Essentially, the external nub of the clitoris is only the tip of a much larger structure.  Meanwhile, internally, the clitoris is shaped like a wishbone, with two extensions or “legs” that straddle the vagina, explains gynecologist Dr. John Lamont, a, sexual medicine specialist at Hamilton Health Sciences in Hamilton, Ont.
The new theory behind vaginal orgasms is that they are a result of pressure applied against all of these structures, scientifically called the “CUV area” (short for clitorourethro-vaginal area).

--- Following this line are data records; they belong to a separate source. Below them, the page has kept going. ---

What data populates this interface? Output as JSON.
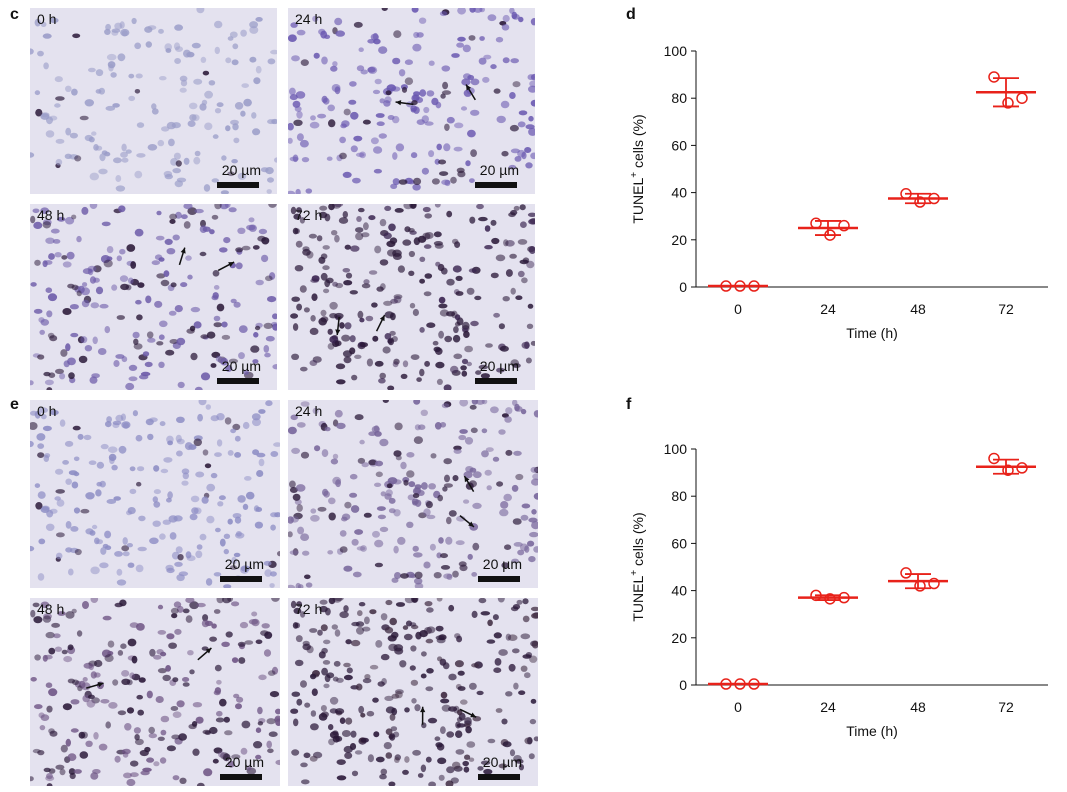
{
  "panel_c": {
    "letter": "c",
    "images": [
      {
        "time": "0 h",
        "scale": "20 µm",
        "stain": "#9a9cc8",
        "density": 0.55,
        "dark": 0.05,
        "arrows": 0
      },
      {
        "time": "24 h",
        "scale": "20 µm",
        "stain": "#6a58b0",
        "density": 0.7,
        "dark": 0.2,
        "arrows": 2
      },
      {
        "time": "48 h",
        "scale": "20 µm",
        "stain": "#6c5aa8",
        "density": 0.75,
        "dark": 0.3,
        "arrows": 2
      },
      {
        "time": "72 h",
        "scale": "20 µm",
        "stain": "#3a2450",
        "density": 0.85,
        "dark": 0.75,
        "arrows": 2
      }
    ]
  },
  "panel_e": {
    "letter": "e",
    "images": [
      {
        "time": "0 h",
        "scale": "20 µm",
        "stain": "#8c8cc4",
        "density": 0.7,
        "dark": 0.1,
        "arrows": 0
      },
      {
        "time": "24 h",
        "scale": "20 µm",
        "stain": "#76649a",
        "density": 0.75,
        "dark": 0.35,
        "arrows": 2
      },
      {
        "time": "48 h",
        "scale": "20 µm",
        "stain": "#6e5484",
        "density": 0.8,
        "dark": 0.5,
        "arrows": 2
      },
      {
        "time": "72 h",
        "scale": "20 µm",
        "stain": "#3e2a40",
        "density": 0.9,
        "dark": 0.8,
        "arrows": 2
      }
    ]
  },
  "chart_data": [
    {
      "panel": "d",
      "type": "scatter",
      "xlabel": "Time (h)",
      "ylabel_main": "TUNEL",
      "ylabel_sup": "+",
      "ylabel_rest": " cells (%)",
      "categories": [
        "0",
        "24",
        "48",
        "72"
      ],
      "ylim": [
        0,
        100
      ],
      "yticks": [
        0,
        20,
        40,
        60,
        80,
        100
      ],
      "color": "#e8221a",
      "points": [
        [
          0.4,
          0.4,
          0.4
        ],
        [
          27,
          22,
          26
        ],
        [
          39.5,
          36,
          37.5
        ],
        [
          89,
          78,
          80
        ]
      ],
      "mean": [
        0.4,
        25,
        37.5,
        82.5
      ],
      "error": [
        0,
        3,
        2,
        6
      ]
    },
    {
      "panel": "f",
      "type": "scatter",
      "xlabel": "Time (h)",
      "ylabel_main": "TUNEL",
      "ylabel_sup": "+",
      "ylabel_rest": " cells (%)",
      "categories": [
        "0",
        "24",
        "48",
        "72"
      ],
      "ylim": [
        0,
        100
      ],
      "yticks": [
        0,
        20,
        40,
        60,
        80,
        100
      ],
      "color": "#e8221a",
      "points": [
        [
          0.4,
          0.4,
          0.4
        ],
        [
          38,
          36.5,
          37
        ],
        [
          47.5,
          42,
          43
        ],
        [
          96,
          91,
          92
        ]
      ],
      "mean": [
        0.4,
        37,
        44,
        92.5
      ],
      "error": [
        0,
        1,
        3,
        3
      ]
    }
  ]
}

So is a vaginal orgasm really just a kind of clitoral orgasm, stimulated internally? Based on Komisaruk’s research, the answer is no, for two reasons. First, he used functional MRI to map how women’s brains “light up” depending on where we are stimulated. “Different nerves carry the sensation from the vagina, clitoris and cervix to the same region of the sensory cortex in the brain,” he says. “The mapping shows that the vagina and the cervix have their own sensory pathways, distinctly different from the clitoral sensory pathway.”

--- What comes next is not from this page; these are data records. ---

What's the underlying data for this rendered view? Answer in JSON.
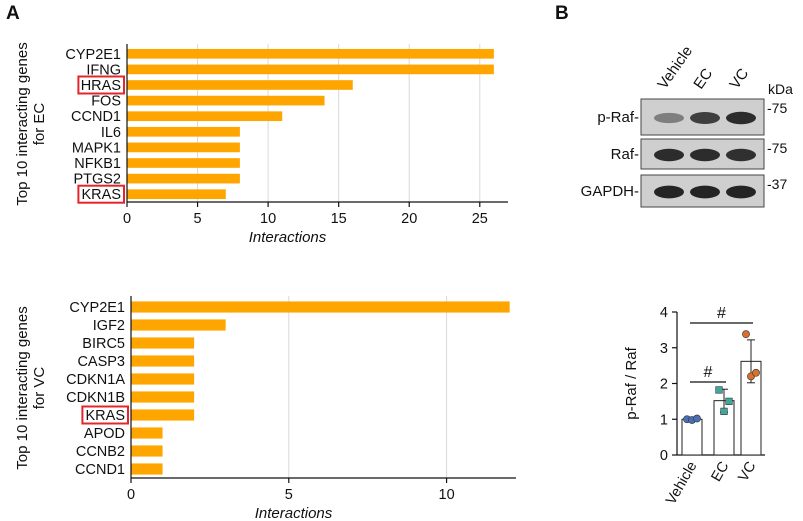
{
  "panel_labels": {
    "a": "A",
    "b": "B"
  },
  "colors": {
    "bar": "#FFA500",
    "highlight_box": "#E3262B",
    "blot_band": "#1a1a1a",
    "blot_bg": "#cfcfcf"
  },
  "chart_data": [
    {
      "type": "bar",
      "orientation": "horizontal",
      "panel": "A-top",
      "ylabel": "Top 10 interacting genes for EC",
      "xlabel": "Interactions",
      "categories": [
        "CYP2E1",
        "IFNG",
        "HRAS",
        "FOS",
        "CCND1",
        "IL6",
        "MAPK1",
        "NFKB1",
        "PTGS2",
        "KRAS"
      ],
      "values": [
        26,
        26,
        16,
        14,
        11,
        8,
        8,
        8,
        8,
        7
      ],
      "highlighted": [
        "HRAS",
        "KRAS"
      ],
      "xlim": [
        0,
        27
      ],
      "xticks": [
        0,
        5,
        10,
        15,
        20,
        25
      ],
      "grid": true
    },
    {
      "type": "bar",
      "orientation": "horizontal",
      "panel": "A-bottom",
      "ylabel": "Top 10 interacting genes for VC",
      "xlabel": "Interactions",
      "categories": [
        "CYP2E1",
        "IGF2",
        "BIRC5",
        "CASP3",
        "CDKN1A",
        "CDKN1B",
        "KRAS",
        "APOD",
        "CCNB2",
        "CCND1"
      ],
      "values": [
        12,
        3,
        2,
        2,
        2,
        2,
        2,
        1,
        1,
        1
      ],
      "highlighted": [
        "KRAS"
      ],
      "xlim": [
        0,
        12.2
      ],
      "xticks": [
        0,
        5,
        10
      ],
      "grid": true
    },
    {
      "type": "bar",
      "orientation": "vertical",
      "panel": "B-quant",
      "ylabel": "p-Raf / Raf",
      "categories": [
        "Vehicle",
        "EC",
        "VC"
      ],
      "values": [
        1.0,
        1.52,
        2.62
      ],
      "errors": [
        0.04,
        0.32,
        0.6
      ],
      "points": [
        [
          1.0,
          0.98,
          1.02
        ],
        [
          1.82,
          1.22,
          1.5
        ],
        [
          3.38,
          2.2,
          2.3
        ]
      ],
      "point_colors": [
        "#4A6FB5",
        "#3FA89A",
        "#D9702D"
      ],
      "ylim": [
        0,
        4
      ],
      "yticks": [
        0,
        1,
        2,
        3,
        4
      ],
      "significance": [
        {
          "from": "Vehicle",
          "to": "EC",
          "label": "#"
        },
        {
          "from": "Vehicle",
          "to": "VC",
          "label": "#"
        }
      ]
    }
  ],
  "western_blot": {
    "lanes": [
      "Vehicle",
      "EC",
      "VC"
    ],
    "unit": "kDa",
    "rows": [
      {
        "label": "p-Raf-",
        "marker": "-75",
        "intensity": [
          0.45,
          0.8,
          0.9
        ]
      },
      {
        "label": "Raf-",
        "marker": "-75",
        "intensity": [
          0.9,
          0.9,
          0.88
        ]
      },
      {
        "label": "GAPDH-",
        "marker": "-37",
        "intensity": [
          0.95,
          0.95,
          0.95
        ]
      }
    ]
  }
}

Second, Komisaruk studied women who were paralyzed from the waist down yet were able to experience self-stimulated vaginal orgasm even when their clitoris had no sensation. When the clitoris is stimulated, the pudendal nerve carries sensory data through the spinal cord to the brain, resulting in a clitoral orgasm. But Komisaruks research found that when the clitoral sensation is blocked by a spinal cord injury, vaginal and cervical sensation could still occur via a newly recognized nerve pathway. It’s called the vagus nerve, a long, cranial nerve that meanders through the abdomen with branches extending out into other parts of the body, including, if Komisaruk is right, into the CUV area.

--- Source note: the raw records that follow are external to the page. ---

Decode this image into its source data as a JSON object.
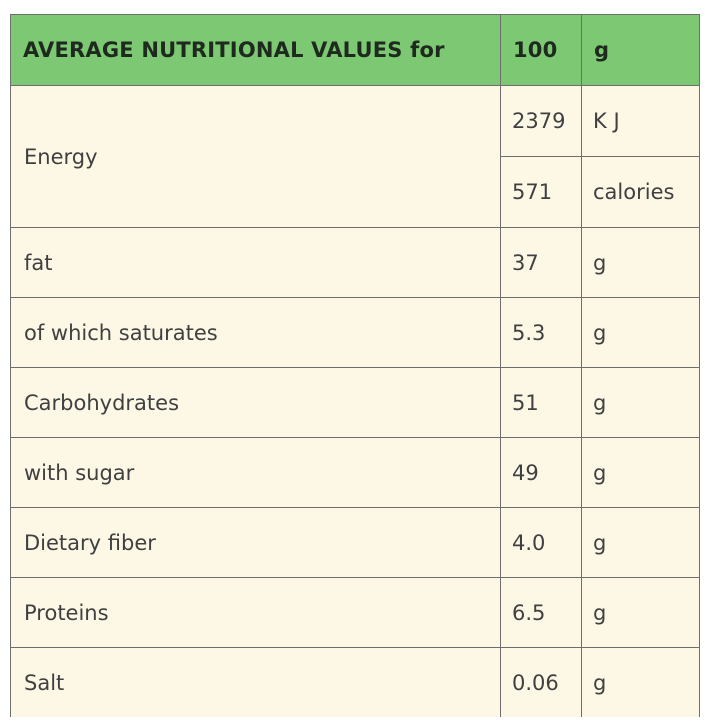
{
  "header": {
    "title": "AVERAGE NUTRITIONAL VALUES for",
    "amount": "100",
    "unit": "g"
  },
  "energy": {
    "label": "Energy",
    "kj_value": "2379",
    "kj_unit": "K J",
    "cal_value": "571",
    "cal_unit": "calories"
  },
  "rows": [
    {
      "label": "fat",
      "value": "37",
      "unit": "g"
    },
    {
      "label": "of which saturates",
      "value": "5.3",
      "unit": "g"
    },
    {
      "label": "Carbohydrates",
      "value": "51",
      "unit": "g"
    },
    {
      "label": "with sugar",
      "value": "49",
      "unit": "g"
    },
    {
      "label": "Dietary fiber",
      "value": "4.0",
      "unit": "g"
    },
    {
      "label": "Proteins",
      "value": "6.5",
      "unit": "g"
    },
    {
      "label": "Salt",
      "value": "0.06",
      "unit": "g"
    }
  ],
  "colors": {
    "header_bg": "#7dc873",
    "cell_bg": "#fdf8e6",
    "border": "#6e6e6e"
  }
}
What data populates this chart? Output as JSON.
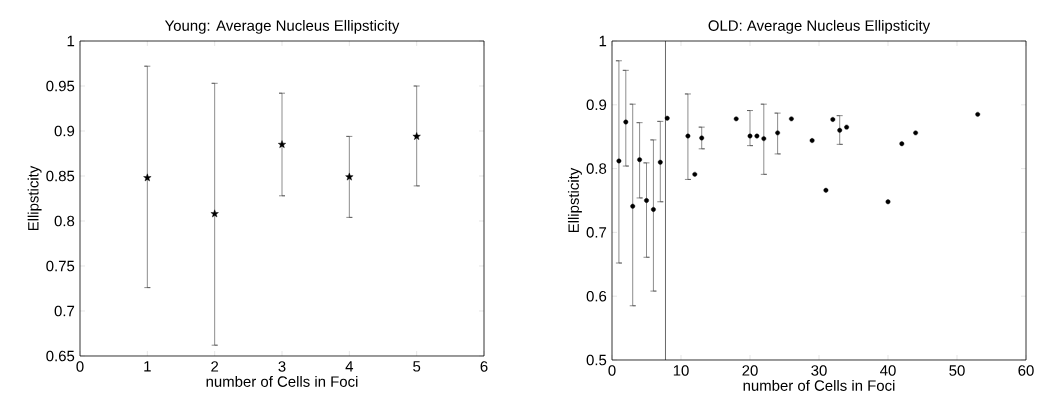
{
  "chart_data": [
    {
      "type": "scatter",
      "title": "Young: Average Nucleus Ellipsticity",
      "xlabel": "number of Cells in Foci",
      "ylabel": "Ellipsticity",
      "marker": "star",
      "color": "#000000",
      "x": [
        1,
        2,
        3,
        4,
        5
      ],
      "values": [
        0.848,
        0.808,
        0.885,
        0.849,
        0.894
      ],
      "errors": [
        [
          0.726,
          0.972
        ],
        [
          0.662,
          0.953
        ],
        [
          0.828,
          0.942
        ],
        [
          0.804,
          0.894
        ],
        [
          0.839,
          0.95
        ]
      ],
      "xlim": [
        0,
        6
      ],
      "xticks": [
        0,
        1,
        2,
        3,
        4,
        5,
        6
      ],
      "ylim": [
        0.65,
        1
      ],
      "yticks": [
        0.65,
        0.7,
        0.75,
        0.8,
        0.85,
        0.9,
        0.95,
        1
      ]
    },
    {
      "type": "scatter",
      "title": "OLD: Average Nucleus Ellipsticity",
      "xlabel": "number of Cells in Foci",
      "ylabel": "Ellipsticity",
      "marker": "circle",
      "color": "#000000",
      "x": [
        1,
        2,
        3,
        4,
        5,
        6,
        7,
        8,
        11,
        12,
        13,
        18,
        20,
        21,
        22,
        24,
        26,
        29,
        31,
        32,
        33,
        34,
        40,
        42,
        44,
        53
      ],
      "values": [
        0.812,
        0.873,
        0.741,
        0.814,
        0.75,
        0.736,
        0.81,
        0.879,
        0.851,
        0.791,
        0.848,
        0.878,
        0.851,
        0.851,
        0.847,
        0.856,
        0.878,
        0.844,
        0.766,
        0.877,
        0.86,
        0.865,
        0.748,
        0.839,
        0.856,
        0.885
      ],
      "errors": [
        [
          0.652,
          0.969
        ],
        [
          0.804,
          0.954
        ],
        [
          0.585,
          0.901
        ],
        [
          0.754,
          0.872
        ],
        [
          0.661,
          0.809
        ],
        [
          0.608,
          0.845
        ],
        [
          0.748,
          0.874
        ],
        null,
        [
          0.783,
          0.917
        ],
        null,
        [
          0.831,
          0.865
        ],
        null,
        [
          0.836,
          0.891
        ],
        null,
        [
          0.791,
          0.901
        ],
        [
          0.823,
          0.887
        ],
        null,
        null,
        null,
        null,
        [
          0.838,
          0.883
        ],
        null,
        null,
        null,
        null,
        null
      ],
      "ref_lines": [
        {
          "axis": "x",
          "value": 7.75
        }
      ],
      "xlim": [
        0,
        60
      ],
      "xticks": [
        0,
        10,
        20,
        30,
        40,
        50,
        60
      ],
      "ylim": [
        0.5,
        1
      ],
      "yticks": [
        0.5,
        0.6,
        0.7,
        0.8,
        0.9,
        1
      ]
    }
  ]
}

3. You’re unique, and so is every woman’s G spot
What does all this new science really mean? If you have yet to experience a vaginal orgasm, there’s the possibility that your internal structure, or CUV area, may not be “built” in such a way that it is sensitive to stimulation. According to several studies by Dr. Emmanuele Jannini, a professor of endocrinology and sexology at the University of L’Aquila in Italy, there are significant differences among women in the thickness of this CUV area.
Jannini found that the larger the CUV area (measured by ultrasound on live subjects), the greater the ability to have a vaginal orgasm. The reason? He theorizes it’s because a bigger area means more blood vessels, muscles, glands, etc. Jannini has also studied cadavers and found that some have minimal CUV areas. “I am absolutely sure that the cadavers I studied that were almost devoid of nerves, glands, vessels and muscles in the CUV would have had a lot of anatomical difficulties, when alive, to experience a vaginally activated orgasm.”
Bottom line: “For lots of women, vaginal orgasms are just not possible without added genital stimulation,” says Lamont, “but only because they have limited sensitivity in the area, not because there is something wrong or dysfunctional in them. Some women are sensitive in their nipples. Some like to have their armpits kissed. Simply, all women have different primary erogenous zones.”